Я влетел в кухню. Юрий стоял у плиты, похудевший, полуодетый, в студенческой тужурке, накинутой на пижаму.
...Красивый, с вьющейся густой шевелюрой, выглядевший лет на двадцать, хотя ему шел уже двадцать пятый, озабоченный — его дела были плохи, веселый, он в первый же день приезда обнадежил весь наш полуголодный, томившийся неизвестностью дом. И даже не обнадежил, а как бы преобразил, хотя ничего для этого, кажется, не сделал.
Он не только перешел линию фронта, чтобы повидаться с женой и дочкой. И не только привез какие-то продукты — мед и сало, которые в Пскове можно было купить только за царские деньги. Он ворвался (это я понял сразу) в тесноту, в напряжение, охватившее весь город, — и раздвинул эту тревожную тесноту одним своим появлением.
Дела его действительно были плохи; дипломная работа о Кюхельбекере сгорела во время ярославского мятежа, вместе с библиотекой, которую он собирал с гимназических лет. (В Ярославле жили тогда его родители.) Государственные экзамены он затянул, оставление при университете, на которое рассчитывал, откладывалось на неопределенный срок.

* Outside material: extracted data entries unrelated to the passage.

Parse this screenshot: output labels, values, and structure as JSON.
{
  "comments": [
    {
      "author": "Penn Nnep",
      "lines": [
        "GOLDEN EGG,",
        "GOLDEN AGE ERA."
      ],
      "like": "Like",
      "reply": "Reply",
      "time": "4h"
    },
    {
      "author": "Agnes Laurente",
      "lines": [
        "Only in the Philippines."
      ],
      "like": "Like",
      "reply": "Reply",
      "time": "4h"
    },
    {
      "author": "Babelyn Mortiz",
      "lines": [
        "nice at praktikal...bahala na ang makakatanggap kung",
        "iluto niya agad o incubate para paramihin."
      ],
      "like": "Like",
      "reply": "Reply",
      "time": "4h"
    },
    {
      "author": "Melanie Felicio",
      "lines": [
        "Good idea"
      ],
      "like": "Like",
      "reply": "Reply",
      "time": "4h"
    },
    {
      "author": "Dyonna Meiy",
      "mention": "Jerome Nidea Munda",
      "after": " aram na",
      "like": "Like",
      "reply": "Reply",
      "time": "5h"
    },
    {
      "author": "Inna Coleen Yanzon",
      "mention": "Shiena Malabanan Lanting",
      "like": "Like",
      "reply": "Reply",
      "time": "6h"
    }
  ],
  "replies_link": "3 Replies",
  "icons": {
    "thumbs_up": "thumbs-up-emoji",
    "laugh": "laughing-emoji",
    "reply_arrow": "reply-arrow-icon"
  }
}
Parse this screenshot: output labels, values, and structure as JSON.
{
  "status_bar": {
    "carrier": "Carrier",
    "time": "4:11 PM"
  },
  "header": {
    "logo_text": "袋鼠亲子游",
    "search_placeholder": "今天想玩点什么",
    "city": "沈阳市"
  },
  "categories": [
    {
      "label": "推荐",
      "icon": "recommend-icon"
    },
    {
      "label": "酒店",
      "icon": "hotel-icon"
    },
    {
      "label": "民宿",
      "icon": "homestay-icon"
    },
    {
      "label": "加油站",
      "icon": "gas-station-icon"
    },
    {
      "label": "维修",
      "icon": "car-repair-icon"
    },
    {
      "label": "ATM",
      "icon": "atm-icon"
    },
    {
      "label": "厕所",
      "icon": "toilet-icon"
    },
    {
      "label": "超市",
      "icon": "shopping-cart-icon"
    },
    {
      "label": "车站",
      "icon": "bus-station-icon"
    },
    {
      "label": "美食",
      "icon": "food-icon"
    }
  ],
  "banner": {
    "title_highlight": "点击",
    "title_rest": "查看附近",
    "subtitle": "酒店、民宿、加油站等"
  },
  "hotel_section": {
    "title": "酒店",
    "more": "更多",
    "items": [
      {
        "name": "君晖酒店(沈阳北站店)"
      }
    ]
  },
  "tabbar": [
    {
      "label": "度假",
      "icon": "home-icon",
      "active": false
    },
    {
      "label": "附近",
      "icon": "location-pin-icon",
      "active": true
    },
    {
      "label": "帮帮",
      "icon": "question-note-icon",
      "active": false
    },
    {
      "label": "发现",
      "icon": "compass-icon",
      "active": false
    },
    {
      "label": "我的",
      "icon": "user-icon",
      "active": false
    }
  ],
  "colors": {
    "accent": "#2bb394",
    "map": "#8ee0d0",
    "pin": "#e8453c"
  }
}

Но что все это значило теперь, когда после волнений и тревог долгой разлуки ему удалось встретиться с женой, похудевшей и похорошевшей, на которую он смотрел добрыми, влюбленными глазами? Дочка, по его мнению, стала похожа на инфанту со своей белокурой изящной головкой на пряменькой шейке.
Он изображал собаку, кошку, лошадь — и все было не так: лошадь мяукала, кошка лаяла, собака становилась на задние лапы и заливисто ржала.
Он сажал дочку на колено и, подбрасывая, пел по-немецки:
Wenn der Schneider reiten willUnd hat Kein PferdNimmt er doch ein ZiegenbockUnd reit verkehrt.
(Через несколько лет, когда я начал печататься, мне пригодились эти стихи для рассказа «Бочка»:
Портной пустился в путь со зла,А за коня он взял козла,Паршивый хвост ему взнуздал,Его аршином погонял,Аршином бьет, иглою шьетИ едет задом наперед.